Some smartwatch apps may be less interested in your jogging than you think.
Researchers at the University of Illinois at Urbana-Champaign have found that the accelerometer and gyroscope in your smartwatch can be used to track what you type on a keyboard, in addition to your heart rate and blood oxygen levels. Using a custom-built app, they were able to infer what a person wearing a smartwatch was typing, from a the list of the 5,000 most common English words.
Clues such as the positioning of the watch-wearing hand and the rhythm of the typing let the researchers narrow down the list of possible words by statistical inference. So they can make a good guess with information from just one hand, He Wang, one of the researchers and a Ph.D. candidate in electrical and computer engineering, told Popular Science.
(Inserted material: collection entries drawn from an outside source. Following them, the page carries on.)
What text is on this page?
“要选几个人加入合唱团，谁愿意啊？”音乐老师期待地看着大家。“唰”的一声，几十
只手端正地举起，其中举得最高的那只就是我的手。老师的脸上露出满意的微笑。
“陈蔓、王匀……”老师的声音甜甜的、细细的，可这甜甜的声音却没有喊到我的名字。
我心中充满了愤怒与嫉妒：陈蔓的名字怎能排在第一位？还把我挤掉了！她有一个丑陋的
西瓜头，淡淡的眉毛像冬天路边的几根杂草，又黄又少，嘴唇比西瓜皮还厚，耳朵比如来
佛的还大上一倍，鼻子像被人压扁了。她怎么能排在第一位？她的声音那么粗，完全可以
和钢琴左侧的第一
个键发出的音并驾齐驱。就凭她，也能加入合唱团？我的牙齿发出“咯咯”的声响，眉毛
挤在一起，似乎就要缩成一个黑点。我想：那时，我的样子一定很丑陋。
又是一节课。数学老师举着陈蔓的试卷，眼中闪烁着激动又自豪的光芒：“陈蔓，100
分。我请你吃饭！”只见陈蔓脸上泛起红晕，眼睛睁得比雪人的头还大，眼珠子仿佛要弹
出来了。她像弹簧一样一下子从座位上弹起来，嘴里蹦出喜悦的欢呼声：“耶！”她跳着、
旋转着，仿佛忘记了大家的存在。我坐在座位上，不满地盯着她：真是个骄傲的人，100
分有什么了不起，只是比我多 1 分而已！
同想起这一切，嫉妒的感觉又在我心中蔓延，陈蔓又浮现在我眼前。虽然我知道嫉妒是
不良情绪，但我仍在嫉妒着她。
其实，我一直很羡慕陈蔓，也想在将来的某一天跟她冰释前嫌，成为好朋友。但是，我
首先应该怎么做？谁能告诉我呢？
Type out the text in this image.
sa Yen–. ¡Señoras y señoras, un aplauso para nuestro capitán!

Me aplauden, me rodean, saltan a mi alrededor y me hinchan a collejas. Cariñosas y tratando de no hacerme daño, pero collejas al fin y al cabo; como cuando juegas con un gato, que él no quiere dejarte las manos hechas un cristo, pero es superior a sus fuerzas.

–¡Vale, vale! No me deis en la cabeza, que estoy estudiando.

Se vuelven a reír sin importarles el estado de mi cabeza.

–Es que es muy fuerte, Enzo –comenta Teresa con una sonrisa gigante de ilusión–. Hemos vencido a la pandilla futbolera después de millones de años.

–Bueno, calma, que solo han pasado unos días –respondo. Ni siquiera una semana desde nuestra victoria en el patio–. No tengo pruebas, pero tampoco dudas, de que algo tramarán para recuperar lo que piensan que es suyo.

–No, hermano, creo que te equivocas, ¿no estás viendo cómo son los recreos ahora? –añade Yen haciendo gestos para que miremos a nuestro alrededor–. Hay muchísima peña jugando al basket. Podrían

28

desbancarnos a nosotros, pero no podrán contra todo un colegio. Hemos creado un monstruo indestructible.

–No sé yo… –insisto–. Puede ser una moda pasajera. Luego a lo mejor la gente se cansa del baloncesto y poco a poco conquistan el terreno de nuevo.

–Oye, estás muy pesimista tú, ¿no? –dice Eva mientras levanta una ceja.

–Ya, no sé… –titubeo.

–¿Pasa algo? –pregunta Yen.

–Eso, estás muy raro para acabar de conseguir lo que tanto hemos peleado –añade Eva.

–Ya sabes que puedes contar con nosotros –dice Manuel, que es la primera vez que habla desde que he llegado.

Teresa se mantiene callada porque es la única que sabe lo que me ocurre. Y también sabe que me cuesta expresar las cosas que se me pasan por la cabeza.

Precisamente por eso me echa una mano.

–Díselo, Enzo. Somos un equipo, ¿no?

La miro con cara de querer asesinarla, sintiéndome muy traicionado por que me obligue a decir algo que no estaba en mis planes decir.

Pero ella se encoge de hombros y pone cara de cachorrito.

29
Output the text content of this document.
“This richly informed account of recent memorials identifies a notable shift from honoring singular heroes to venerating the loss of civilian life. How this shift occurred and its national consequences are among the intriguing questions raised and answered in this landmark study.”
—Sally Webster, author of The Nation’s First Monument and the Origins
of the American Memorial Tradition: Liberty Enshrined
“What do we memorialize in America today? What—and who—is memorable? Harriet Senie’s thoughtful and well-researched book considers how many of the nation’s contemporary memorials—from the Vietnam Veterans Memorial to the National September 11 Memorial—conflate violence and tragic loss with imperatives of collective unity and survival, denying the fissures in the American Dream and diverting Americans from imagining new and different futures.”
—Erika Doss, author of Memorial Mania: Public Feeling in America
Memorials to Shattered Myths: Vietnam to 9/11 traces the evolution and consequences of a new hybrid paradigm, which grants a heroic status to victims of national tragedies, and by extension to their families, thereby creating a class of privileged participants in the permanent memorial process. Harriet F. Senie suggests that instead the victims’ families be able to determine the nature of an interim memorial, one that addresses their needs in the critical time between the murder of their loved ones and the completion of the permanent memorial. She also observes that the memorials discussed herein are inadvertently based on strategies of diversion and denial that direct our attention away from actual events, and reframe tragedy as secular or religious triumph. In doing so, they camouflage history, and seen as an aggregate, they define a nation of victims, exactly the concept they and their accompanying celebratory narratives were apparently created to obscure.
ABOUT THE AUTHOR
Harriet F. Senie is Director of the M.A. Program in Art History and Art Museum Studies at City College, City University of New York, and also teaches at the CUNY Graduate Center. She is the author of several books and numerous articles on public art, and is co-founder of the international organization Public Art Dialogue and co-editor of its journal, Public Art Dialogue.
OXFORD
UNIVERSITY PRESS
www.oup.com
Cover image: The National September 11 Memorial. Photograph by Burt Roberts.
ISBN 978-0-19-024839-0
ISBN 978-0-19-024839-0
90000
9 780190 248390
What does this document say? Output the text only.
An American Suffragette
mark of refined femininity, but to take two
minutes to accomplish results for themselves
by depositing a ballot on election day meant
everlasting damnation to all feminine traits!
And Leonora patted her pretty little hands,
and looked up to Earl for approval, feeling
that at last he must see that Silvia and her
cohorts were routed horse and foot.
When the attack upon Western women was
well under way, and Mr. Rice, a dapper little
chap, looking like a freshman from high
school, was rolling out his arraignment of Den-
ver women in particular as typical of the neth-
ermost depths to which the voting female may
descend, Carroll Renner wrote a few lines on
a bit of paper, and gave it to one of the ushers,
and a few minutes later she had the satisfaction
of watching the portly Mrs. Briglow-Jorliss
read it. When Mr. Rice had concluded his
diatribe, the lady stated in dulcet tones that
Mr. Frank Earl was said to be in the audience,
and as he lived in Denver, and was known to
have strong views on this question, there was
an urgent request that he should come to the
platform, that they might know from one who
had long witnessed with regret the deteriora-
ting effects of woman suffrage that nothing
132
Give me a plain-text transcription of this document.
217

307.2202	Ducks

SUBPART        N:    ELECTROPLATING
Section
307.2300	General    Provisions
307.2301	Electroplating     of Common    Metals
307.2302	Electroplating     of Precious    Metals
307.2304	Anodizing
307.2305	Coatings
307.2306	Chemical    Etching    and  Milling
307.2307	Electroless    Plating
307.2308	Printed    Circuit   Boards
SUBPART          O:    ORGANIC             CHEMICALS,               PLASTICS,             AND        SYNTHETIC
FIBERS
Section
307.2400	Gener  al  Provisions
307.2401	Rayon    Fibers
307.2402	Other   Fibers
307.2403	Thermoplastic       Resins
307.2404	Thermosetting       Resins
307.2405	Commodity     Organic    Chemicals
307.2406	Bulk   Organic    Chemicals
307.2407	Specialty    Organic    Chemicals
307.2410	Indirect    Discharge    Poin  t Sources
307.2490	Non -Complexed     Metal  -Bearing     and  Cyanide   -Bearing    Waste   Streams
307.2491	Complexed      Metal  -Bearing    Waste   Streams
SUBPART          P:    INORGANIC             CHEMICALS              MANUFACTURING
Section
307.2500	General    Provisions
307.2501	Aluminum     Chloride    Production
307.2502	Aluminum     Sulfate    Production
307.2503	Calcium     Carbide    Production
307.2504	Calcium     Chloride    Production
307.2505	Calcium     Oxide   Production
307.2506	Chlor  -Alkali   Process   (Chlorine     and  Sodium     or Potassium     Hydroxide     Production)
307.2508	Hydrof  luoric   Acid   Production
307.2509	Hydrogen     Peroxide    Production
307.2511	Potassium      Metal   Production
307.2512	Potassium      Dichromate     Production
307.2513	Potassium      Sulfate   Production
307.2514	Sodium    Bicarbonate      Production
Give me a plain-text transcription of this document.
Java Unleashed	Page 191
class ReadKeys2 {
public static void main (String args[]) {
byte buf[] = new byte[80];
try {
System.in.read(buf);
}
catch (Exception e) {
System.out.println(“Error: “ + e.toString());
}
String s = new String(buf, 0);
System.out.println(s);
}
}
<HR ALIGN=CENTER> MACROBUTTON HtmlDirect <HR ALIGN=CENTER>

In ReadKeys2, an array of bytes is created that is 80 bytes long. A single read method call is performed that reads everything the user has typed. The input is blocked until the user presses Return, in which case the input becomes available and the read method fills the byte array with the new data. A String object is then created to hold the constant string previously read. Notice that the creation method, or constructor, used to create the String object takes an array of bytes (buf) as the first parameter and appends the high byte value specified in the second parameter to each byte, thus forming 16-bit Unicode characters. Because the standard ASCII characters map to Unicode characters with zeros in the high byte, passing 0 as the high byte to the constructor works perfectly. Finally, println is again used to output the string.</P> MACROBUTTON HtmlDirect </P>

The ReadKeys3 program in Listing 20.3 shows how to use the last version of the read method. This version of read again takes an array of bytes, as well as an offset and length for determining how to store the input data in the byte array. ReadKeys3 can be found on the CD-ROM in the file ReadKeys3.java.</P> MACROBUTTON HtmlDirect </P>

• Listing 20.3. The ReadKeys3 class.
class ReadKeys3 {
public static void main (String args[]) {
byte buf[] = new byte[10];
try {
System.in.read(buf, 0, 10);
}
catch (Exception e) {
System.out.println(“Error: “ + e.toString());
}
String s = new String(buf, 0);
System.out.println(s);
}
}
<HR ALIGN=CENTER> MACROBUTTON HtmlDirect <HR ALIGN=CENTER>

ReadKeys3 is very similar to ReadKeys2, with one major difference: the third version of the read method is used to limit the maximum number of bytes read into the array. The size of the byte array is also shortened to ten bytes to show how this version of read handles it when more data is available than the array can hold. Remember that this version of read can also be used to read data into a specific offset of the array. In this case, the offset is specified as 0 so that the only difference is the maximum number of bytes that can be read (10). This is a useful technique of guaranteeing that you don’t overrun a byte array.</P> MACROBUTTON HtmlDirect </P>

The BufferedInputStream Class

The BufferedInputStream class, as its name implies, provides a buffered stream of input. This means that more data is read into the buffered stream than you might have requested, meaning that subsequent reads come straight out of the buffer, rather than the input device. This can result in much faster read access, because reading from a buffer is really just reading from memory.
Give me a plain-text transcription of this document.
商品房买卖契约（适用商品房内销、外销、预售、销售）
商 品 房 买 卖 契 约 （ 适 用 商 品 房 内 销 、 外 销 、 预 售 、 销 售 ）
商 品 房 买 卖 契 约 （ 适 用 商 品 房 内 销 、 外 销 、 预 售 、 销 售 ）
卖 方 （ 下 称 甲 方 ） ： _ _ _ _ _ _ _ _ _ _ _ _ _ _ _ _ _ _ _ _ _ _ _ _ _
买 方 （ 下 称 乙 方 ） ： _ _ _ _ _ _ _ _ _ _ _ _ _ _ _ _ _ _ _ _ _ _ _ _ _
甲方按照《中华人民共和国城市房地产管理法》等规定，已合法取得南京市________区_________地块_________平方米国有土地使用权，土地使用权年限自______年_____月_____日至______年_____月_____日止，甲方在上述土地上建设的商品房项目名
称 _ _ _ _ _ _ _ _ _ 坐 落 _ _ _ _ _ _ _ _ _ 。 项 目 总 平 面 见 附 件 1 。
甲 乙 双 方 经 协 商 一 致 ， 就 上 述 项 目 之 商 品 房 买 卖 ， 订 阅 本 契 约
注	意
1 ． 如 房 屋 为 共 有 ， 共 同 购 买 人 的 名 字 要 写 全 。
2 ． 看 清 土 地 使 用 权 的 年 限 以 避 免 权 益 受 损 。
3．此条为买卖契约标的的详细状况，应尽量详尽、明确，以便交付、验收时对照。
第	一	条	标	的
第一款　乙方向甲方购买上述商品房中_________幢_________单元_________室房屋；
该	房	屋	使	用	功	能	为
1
“We are not guessing passwords or sentences yet,” he adds, but that doesn’t mean that they – and other people – aren’t working on it. After all, isolated words aren’t particularly helpful to hackers. “The very next step would be attacking the space bar, because if we can separate a sentence into words, we can understand the whole sentence,” Wang says. His group also has yet to get numbers into the mix of guessable characters.
So your personal emails are probably safe for now. But future smartwatch developers could perfect guessing algorithms, and disguise malicious apps as health tracking tools. Wang laments that “the user cannot do too much” to keep the illicit motion tracking at bay, and that it is up to companies like Google and Apple to develop better protections against the surveillance.
Short of simply not wearing a smartwatch, however, there is a way for wary computer users to protect themselves: type with your watch-free hand. “If you only use your right hand to type, there’s no chance that we’re gonna get anything if the watch is on the left hand,” Wang says.